I hope you find this answer useful.
Mr. Plaskitt: We are currently developing plans for introducing a new system of child support. As part of this we are considering the most cost effective way of creating and moving to a new organisation to manage future claims for child support.
Mr. Iain Wright: To ask the Secretary of State for Work and Pensions if he will take steps to ensure that the Child Support Agency takes into account dividend payments for the calculation of child maintenance payments; and if he will make a statement. 

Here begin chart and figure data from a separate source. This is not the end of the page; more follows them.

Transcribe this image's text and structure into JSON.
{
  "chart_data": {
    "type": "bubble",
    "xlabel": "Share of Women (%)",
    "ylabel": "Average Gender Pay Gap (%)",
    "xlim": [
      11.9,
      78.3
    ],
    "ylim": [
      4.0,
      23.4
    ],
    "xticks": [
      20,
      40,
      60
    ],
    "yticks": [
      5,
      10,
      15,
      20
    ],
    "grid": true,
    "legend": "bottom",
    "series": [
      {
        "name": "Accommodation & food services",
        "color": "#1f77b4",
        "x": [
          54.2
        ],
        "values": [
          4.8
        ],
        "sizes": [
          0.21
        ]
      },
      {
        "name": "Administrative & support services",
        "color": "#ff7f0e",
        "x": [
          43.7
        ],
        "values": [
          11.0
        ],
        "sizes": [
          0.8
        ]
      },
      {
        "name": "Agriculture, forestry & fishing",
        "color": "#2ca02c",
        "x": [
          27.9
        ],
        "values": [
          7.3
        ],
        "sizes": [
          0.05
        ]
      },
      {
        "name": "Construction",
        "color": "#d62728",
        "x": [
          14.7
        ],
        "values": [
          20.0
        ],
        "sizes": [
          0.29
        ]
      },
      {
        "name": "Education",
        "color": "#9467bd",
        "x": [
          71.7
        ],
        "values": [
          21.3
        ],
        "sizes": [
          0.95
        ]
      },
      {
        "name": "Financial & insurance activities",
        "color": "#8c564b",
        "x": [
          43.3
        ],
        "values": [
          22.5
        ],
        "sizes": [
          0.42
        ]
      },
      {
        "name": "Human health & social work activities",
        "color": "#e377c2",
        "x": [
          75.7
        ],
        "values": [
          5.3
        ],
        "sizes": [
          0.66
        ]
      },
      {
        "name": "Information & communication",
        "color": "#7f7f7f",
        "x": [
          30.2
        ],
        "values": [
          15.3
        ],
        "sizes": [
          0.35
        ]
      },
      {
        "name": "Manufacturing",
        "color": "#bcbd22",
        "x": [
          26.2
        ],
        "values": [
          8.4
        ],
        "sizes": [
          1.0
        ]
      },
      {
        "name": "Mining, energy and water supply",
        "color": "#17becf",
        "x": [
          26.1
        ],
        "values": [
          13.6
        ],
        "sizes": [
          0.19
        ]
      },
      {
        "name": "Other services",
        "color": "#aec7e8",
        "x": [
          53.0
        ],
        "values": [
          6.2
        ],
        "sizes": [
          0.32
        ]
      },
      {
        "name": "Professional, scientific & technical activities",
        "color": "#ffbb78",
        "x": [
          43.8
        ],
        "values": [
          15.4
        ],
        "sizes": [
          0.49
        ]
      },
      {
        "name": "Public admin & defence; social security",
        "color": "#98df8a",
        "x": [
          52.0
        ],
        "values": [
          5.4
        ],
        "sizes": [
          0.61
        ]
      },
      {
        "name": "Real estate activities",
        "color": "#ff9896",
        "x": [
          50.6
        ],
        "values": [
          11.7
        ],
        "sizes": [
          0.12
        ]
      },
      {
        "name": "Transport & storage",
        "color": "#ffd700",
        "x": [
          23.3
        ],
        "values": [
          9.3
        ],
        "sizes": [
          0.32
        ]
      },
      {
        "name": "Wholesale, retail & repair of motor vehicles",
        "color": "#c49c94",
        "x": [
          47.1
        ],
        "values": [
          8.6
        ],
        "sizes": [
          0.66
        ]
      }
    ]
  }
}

Mr. Plaskitt: In April 2005, we amended Regulation 19 of the Child Support (Variations) Regulations, which apply to the new child support scheme, following representations by hon. Members, to enable dividend income paid to directors who controlled a company to be taken into account, when the payment exceeded a value of £100 a week. We believe that this change is a sufficient recognition of dividend income.
Mr. Iain Wright: To ask the Secretary of State for Work and Pensions what assessment the Child Support Agency makes of the lifestyle of a non-resident parent and the expected level of income to fund that lifestyle to assess whether child maintenance payment is appropriate and commensurate with the non-resident parent's lifestyle and income. 
Mr. Plaskitt: In both the old and new child support schemes a parent with care can apply for a departure from or variation to the maintenance calculation in cases where the non-resident parent seems to have a lifestyle which requires an income substantially higher than the amount of income that has been used in the maintenance calculation.
Mr. Weir: To ask the Secretary of State for Work and Pensions if he will list the publications his Department has issued since 1 July 2005, giving the (a) circulation, (b) cost and (c) title of each publication.